In Tahiti, Mai Tai means good. If you enjoy the traditional version of this classic cocktail, you’re going to love the Mango twist.
Mangos come in many different varieties and most are grown in India. The Mango is also the national tree of neighbouring Bangladesh. It is a stone fruit, native to South Asia, that belongs to the Cashew family of trees.
Un-ripened mangos are tart and used in making relishes and chutneys. Fully ripened mangos are very sweet, and used in a variety of tasty dishes and drinks.
If mangos are in season, you can blend your own juice to give added texture to your Mango Mai Tai. Cut open a mango and remove the pit. Score a checker-board pattern across the flesh and gently peel away the cubes of fruit. Put in a blender with a couple of teaspoons of lemon juice. Blend thoroughly until the mix has a smooth consistency.
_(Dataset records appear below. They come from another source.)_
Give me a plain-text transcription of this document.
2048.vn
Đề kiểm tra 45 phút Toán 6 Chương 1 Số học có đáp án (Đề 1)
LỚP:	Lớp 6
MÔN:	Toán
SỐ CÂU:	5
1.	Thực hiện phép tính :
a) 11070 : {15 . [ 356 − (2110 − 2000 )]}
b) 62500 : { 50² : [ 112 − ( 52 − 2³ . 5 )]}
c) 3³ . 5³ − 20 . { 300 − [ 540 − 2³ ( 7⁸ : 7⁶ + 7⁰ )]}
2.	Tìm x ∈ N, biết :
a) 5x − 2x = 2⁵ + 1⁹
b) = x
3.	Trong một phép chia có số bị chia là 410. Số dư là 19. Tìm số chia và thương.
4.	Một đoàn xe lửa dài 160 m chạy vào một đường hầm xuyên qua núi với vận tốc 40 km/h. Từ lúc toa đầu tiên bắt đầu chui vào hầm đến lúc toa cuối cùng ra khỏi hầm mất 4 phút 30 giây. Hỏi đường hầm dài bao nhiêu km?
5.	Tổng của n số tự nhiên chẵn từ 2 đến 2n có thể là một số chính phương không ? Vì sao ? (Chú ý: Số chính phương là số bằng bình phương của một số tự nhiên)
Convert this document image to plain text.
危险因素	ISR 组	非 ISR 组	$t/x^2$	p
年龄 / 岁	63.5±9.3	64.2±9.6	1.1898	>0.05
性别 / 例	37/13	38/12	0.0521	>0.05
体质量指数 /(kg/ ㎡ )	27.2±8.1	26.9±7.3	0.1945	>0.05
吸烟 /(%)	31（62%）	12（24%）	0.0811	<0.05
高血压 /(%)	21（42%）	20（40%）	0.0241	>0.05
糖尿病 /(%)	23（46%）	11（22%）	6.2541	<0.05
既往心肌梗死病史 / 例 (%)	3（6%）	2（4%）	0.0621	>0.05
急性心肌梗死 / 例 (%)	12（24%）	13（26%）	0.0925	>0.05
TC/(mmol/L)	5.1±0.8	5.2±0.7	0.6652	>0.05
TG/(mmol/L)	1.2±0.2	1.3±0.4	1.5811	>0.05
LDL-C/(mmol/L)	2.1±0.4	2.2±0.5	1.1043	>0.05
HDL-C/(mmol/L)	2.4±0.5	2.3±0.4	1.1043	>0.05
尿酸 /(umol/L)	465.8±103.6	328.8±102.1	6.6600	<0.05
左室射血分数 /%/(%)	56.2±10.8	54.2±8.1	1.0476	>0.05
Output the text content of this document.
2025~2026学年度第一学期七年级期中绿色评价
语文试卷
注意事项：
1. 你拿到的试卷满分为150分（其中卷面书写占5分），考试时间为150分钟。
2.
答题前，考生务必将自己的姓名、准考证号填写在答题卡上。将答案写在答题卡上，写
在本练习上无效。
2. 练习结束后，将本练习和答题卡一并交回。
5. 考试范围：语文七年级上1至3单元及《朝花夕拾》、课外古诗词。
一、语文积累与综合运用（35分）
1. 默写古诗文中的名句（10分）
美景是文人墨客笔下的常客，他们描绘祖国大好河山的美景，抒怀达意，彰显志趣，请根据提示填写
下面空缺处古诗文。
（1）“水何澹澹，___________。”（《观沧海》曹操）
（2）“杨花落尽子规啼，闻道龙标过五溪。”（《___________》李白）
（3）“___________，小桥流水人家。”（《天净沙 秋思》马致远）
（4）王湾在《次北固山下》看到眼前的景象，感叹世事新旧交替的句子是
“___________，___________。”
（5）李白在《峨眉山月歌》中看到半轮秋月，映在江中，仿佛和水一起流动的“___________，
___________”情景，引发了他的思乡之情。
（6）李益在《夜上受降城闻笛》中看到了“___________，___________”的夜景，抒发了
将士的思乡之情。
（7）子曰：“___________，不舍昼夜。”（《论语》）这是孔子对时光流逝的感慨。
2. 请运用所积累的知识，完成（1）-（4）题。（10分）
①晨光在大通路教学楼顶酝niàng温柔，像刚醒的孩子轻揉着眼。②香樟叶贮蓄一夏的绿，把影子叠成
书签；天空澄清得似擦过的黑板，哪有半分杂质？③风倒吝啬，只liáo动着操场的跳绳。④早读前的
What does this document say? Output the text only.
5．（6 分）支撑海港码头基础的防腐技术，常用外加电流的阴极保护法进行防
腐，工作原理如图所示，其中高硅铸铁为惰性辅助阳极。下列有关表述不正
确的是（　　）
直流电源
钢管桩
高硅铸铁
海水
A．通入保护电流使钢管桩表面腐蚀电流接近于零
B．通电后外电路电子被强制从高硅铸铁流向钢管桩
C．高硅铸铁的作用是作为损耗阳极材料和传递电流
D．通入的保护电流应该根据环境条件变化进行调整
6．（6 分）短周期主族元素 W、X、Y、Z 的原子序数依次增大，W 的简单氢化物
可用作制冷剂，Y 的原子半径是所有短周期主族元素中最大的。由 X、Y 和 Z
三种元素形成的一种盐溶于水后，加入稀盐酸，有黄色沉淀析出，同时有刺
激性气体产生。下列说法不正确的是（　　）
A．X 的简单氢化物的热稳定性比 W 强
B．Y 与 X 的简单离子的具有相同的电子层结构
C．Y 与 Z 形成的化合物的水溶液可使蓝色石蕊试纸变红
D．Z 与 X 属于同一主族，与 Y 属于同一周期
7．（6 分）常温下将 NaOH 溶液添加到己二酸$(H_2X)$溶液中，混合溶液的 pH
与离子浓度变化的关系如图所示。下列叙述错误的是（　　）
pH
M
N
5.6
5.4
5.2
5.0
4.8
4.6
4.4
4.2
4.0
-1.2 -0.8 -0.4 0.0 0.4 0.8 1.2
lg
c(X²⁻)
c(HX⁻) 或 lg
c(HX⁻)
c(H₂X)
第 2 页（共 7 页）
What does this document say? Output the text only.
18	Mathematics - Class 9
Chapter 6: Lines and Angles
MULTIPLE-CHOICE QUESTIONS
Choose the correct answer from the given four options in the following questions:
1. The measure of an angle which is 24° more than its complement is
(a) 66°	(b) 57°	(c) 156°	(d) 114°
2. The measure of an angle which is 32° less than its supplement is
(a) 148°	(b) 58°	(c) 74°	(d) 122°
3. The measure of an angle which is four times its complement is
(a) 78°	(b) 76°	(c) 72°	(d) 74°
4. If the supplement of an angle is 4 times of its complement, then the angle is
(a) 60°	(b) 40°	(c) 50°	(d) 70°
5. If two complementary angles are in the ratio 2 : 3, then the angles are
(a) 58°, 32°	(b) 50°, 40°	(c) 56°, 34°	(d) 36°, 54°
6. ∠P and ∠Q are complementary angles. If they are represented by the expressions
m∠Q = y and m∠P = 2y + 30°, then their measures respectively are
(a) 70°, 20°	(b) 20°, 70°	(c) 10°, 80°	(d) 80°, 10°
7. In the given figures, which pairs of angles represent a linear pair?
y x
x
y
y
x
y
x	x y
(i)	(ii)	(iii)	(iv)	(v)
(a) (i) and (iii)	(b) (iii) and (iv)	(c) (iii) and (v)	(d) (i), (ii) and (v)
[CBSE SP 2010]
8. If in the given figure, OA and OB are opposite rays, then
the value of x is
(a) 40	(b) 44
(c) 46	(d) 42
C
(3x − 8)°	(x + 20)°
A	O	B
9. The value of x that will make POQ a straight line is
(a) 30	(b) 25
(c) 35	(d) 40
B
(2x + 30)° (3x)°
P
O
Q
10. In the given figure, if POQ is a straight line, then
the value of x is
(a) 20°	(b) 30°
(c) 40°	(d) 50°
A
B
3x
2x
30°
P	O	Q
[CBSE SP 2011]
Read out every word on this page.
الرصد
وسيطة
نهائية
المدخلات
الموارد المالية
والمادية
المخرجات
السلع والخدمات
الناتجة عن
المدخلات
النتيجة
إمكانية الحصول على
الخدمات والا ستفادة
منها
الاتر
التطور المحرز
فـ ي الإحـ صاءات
Anything made with ripened mangos is going to be sweet, and this drink is no exception. Serve ice-cold and add a squeeze of lime if you prefer a slightly tarter drink.
Here’s what you need:
- 30ml Spiced Rum
- 30ml Mango Rum
- 120ml Mango Juice
- 15ml Grenadine
- Quarter lime (optional)
- Pineapple and cherry to garnish
- Fill a highball glass with ice.
- Measure in the two varieties of flavoured rum.
- Top with mango juice.
- Squeeze the quarter lime into the drink if you prefer to cut the sweetness of the mango juice.
- Add a few drops of grenadine.
- Stir gently
- Garnish with a quarter slice of pineapple and a cherry.